Le rémora se trouve dans les eaux tropicales et subtropicales ainsi que dans les eaux tempérées du monde entier. L’espèce peut vivre en pleine eau mais a surtout tendance à fréquenter les zones côtières composées de récifs coralliens, jusqu’à une centaine de mètres de profondeur. Le rémora rayé, lui, évolue généralement entre 0 et 15 m de profondeur. Sa présence sur les côtes françaises métropolitaines est exceptionnelle et occasionnelle dans la mer des Caraïbes (observée en Guadeloupe, Martinique et en Guyane). Sa présence est signalée à La Réunion, Mayotte et en Nouvelle-Calédonie.
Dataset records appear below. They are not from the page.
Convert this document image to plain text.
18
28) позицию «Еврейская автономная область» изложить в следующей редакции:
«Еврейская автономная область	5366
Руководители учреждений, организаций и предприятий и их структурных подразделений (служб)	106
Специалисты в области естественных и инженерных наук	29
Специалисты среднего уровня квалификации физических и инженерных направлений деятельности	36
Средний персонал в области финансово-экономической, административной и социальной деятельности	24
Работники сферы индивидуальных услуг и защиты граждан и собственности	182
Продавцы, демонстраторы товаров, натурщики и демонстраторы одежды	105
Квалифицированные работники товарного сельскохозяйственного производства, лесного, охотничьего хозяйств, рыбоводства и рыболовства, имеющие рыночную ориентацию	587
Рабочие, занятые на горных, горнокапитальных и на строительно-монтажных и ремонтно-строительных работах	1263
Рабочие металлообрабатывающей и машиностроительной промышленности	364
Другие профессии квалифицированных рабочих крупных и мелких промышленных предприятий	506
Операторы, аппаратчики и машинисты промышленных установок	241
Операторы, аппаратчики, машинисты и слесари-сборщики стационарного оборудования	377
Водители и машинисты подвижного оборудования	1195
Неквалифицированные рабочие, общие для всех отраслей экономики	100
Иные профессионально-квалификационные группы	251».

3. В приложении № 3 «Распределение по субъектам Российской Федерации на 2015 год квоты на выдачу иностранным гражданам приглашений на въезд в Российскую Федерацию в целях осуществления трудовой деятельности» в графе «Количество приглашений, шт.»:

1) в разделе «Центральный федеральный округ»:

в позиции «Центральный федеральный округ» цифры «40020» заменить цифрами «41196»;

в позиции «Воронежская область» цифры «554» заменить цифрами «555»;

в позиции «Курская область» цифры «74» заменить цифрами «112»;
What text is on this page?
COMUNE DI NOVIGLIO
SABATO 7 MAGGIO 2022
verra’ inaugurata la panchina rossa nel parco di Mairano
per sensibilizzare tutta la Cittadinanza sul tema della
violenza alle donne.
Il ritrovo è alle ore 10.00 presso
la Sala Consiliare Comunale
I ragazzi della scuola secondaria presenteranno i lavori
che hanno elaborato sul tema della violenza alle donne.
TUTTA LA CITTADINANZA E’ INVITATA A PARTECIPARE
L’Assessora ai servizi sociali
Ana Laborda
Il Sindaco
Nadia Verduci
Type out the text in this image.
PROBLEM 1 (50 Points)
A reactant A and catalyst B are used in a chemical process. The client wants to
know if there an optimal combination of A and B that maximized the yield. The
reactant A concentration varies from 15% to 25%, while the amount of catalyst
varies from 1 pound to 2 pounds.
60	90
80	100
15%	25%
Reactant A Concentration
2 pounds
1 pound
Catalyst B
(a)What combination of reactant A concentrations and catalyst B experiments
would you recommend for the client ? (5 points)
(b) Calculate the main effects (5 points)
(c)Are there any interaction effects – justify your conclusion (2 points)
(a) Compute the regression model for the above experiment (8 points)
Comment se reproduit le rémora ?

La reproduction du rémora est peu connue. On sait que la ponte a lieu du printemps à l’été dans les eaux tropicales et en automne en Méditerranée. Le rémora a une fécondation externe, ce qui signifie que les spermes et les ovules sont libérés directement dans l’eau. Lorsque les gamètes des mâles et des femelles se rencontrent, un œuf se forme dans lequel l’embryon se développe grâce aux éléments nutritifs qui s’y trouvent. Grand et sphérique, l’œuf pélagique va éclore pour donner naissance à une larve qui n’est pas entièrement formée. Pendant sa croissance, le disque céphalique commence à apparaitre ainsi que des petites dents sur la mâchoire supérieure et les grandes dents sur la mâchoire inférieure. Le jeune fait partie du plancton jusqu’à ce qu’il atteigne 3 cm de longueur (à environ 1 an) puis il se colle à un animal hôte. Il pourra se reproduire entre 3 et 5 ans.